In Regex 2 you are assuming that "/b/" === /b/ when it doesn't. "/b/" !== /b/. "/b/" is a string that is searching so if you string has "/b/" in it then it will return while /b/ means that it needs to search between the slashes so you could have "abc" and it will return "b"
I hope that helps.
EDIT:
Looking into it a little bit more, the exec methods returns the first match that it finds rather than all the matches that it finds.
EDIT:
var myRe = /ab*/g;
var str = "abbcdefabh";
var myArray;
while ((myArray = myRe.exec(str)) != null)
{
var msg = "Found " + myArray[0] + ". ";
msg += "Next match starts at " + myRe.lastIndex;
console.log(msg);
}
Having a look at it again it definitely does return the first instance that it finds. If you looped through it then would return more.

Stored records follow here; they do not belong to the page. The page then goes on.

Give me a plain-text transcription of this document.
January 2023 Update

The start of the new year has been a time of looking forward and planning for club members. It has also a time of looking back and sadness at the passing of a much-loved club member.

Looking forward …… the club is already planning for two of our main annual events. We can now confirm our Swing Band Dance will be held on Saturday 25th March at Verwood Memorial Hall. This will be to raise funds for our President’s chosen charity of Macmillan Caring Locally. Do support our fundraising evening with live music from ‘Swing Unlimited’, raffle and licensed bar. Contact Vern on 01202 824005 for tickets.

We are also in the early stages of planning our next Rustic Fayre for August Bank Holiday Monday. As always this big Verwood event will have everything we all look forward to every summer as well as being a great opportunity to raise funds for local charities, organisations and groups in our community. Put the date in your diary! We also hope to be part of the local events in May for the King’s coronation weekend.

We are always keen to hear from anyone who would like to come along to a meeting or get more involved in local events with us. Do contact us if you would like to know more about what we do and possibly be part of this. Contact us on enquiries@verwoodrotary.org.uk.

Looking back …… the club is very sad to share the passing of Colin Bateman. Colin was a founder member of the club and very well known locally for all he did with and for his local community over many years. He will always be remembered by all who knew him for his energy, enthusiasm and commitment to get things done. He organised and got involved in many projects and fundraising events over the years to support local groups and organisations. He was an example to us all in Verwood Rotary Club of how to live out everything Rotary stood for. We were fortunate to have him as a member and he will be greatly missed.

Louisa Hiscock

Why it does this? I have no idea...my JavaScript Kung Fu clearly isnt strong enough to answer that part
The reason regex 2 is returning null is that you're passing "/b/" as the pattern parameter, while "b" is actually the only thing that is actually part of the pattern. The slashes are shorthand for regex, just as [ ] is for array. So if you were to replace that to just new regex("b"), you'd get one match, but only one, since you're omitting the "global+ignorecase" flags in that example. To get the same results for #2 and #3, modify accordingly:
var regex2 = stringLowerCase;
console.log("regex 2: ", a.text.match(regex2, "gi"));
console.log("regex 3: ", a.text.match(/b/gi));
regex2 is a string, not a RegExp, I had trouble too using this kind of syntax, tho i'm not really sure of the behavior.
Edit : Remebered : for regex2, JS looks for "/b/" as a needle, not "b".